Shut down and power up the device

This page describes how to shut down and powerup Google Distributed Cloud (GDC) air-gapped appliance. For example: to move the device to a new location.

You might use GDC air-gapped appliance in transient operational locations, where it is necessary to shut the device for transport in order to move the device between locations. You might also need to restore the device from a power failure, as generators might power it in rugged environments.

Before you begin

Ensure you stop all workloads before proceeding further. Google cannot guarantee what will happen if workloads are active during a shutdown.

Prerequisites

  1. You can execute this runbook on a laptop or workstation connected to Google Distributed Cloud (GDC) air-gapped appliance's network. Alternatively, you can connect a laptop or workstation to switch by following Connect the device.
  2. Make sure that you have the access to the kubeconfig for the root-admin cluster.
  3. Set the correct KUBECONFIG environment variable by running export KUBECONFIG=PATH_TO_KUBECONFIG.
  4. Ensure that you have the SSH key and certificate.

Shut down the blades

  1. Get info of nodes by running kubectl get nodes -A -o wide.

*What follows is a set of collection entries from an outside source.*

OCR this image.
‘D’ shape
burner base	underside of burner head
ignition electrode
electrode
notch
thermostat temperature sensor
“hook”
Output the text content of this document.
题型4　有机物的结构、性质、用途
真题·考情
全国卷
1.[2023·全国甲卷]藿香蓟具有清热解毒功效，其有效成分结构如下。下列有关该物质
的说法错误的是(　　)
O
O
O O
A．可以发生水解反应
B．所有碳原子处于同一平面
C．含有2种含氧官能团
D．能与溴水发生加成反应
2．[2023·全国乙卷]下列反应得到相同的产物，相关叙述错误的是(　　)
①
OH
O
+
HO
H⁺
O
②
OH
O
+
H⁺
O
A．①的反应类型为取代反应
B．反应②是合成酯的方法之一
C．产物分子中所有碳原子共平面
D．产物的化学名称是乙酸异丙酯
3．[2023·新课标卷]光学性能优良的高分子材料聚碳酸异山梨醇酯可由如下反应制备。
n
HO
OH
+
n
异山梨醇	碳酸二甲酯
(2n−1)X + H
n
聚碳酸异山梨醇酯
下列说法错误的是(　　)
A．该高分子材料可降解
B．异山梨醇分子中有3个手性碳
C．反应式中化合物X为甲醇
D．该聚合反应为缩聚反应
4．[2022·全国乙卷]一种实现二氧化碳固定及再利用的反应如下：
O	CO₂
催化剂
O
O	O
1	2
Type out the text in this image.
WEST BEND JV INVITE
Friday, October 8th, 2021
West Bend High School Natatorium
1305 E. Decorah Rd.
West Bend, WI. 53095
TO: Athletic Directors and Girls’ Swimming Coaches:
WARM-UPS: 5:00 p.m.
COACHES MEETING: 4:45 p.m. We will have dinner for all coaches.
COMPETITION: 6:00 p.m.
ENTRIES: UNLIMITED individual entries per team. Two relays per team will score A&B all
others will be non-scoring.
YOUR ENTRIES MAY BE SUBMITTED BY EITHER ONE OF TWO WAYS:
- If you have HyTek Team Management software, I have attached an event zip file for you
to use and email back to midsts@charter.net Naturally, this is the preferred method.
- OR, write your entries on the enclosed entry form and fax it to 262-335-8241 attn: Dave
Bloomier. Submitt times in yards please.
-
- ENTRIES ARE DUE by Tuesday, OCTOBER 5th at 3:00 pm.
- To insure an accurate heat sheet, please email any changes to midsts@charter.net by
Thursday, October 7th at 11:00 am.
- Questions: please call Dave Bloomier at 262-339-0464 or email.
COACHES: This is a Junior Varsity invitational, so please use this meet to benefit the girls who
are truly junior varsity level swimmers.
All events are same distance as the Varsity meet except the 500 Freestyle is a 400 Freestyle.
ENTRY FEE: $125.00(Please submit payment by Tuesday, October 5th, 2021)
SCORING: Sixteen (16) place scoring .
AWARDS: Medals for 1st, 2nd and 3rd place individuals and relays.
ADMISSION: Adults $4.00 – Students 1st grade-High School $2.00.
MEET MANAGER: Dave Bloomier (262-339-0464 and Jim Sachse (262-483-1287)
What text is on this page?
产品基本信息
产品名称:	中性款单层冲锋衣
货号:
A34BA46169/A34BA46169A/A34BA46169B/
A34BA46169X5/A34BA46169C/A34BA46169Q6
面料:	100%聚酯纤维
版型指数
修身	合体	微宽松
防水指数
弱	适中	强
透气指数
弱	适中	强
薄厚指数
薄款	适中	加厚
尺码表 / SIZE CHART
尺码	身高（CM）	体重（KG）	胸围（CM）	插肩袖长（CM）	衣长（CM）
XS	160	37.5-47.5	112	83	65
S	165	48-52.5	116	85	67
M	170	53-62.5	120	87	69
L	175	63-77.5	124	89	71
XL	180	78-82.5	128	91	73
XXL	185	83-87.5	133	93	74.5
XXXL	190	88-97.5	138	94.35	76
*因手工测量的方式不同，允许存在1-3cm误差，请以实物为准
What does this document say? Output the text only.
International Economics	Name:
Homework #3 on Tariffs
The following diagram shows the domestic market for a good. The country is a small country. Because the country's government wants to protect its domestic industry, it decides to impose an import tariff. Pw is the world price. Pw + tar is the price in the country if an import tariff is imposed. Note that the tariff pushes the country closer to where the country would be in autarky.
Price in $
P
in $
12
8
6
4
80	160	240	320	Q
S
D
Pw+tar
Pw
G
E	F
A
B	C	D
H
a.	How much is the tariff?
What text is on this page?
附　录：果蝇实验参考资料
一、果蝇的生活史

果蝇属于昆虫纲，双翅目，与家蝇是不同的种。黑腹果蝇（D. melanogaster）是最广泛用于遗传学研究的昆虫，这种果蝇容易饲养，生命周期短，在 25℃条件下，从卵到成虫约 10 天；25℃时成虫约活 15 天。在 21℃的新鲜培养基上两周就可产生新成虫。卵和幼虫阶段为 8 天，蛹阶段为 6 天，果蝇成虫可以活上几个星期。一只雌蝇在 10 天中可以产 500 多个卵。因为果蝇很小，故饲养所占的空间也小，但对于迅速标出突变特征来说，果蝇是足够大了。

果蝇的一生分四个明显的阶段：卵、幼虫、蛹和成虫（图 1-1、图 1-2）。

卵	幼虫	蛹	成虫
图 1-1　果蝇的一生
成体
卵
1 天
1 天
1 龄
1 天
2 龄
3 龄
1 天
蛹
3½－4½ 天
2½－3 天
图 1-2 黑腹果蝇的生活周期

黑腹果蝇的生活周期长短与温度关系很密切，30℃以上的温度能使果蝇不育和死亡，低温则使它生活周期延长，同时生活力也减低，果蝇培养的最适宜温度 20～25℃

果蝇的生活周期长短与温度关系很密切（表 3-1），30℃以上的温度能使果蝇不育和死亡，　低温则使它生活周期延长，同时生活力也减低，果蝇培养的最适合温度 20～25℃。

  2. Pause BareMetalHost sync by running following command for all nodes one by one.Replace NODE_NAME with the node names obtained in Step 1:

    kubectl annotate bmhost -n gpc-system NODE_NAME "baremetalhost.metal3.io/paused=true" --overwrite
    

    The output might look like this example:

    baremetalhost.metal3.io/**-**-bm01 annotated
    baremetalhost.metal3.io/**-**-bm02 annotated
    baremetalhost.metal3.io/**-**-bm03 annotated
    
  3. Cordon all nodes one by one:

    kubectl cordon NODE_NAME
    

    The output might look like this example:

    node/**-**-bm01 cordoned
    node/**-**-bm02 cordoned
    node/**-**-bm03 cordoned
    
  4. To determine etcd leader node and follower nodes, run this step one by one for all nodes:

    1. Find target IPs for SSH by noting values under INTERNAL-IP column of output from kubectl get nodes -A -o wide. Establish an SSH connection:

      ssh root@INTERNAL-IP
      
    2. To determine whether current node is etcd leader or follower, run following command inside the SSH terminal:

      ETCDCTL_API=3 etcdctl \
          --cacert /etc/kubernetes/pki/etcd/ca.crt \
          --cert /etc/kubernetes/pki/etcd/server.crt \
          --key /etc/kubernetes/pki/etcd/server.key \
          --write-out=table endpoint status
      

      Pay attention to the IS LEADER field.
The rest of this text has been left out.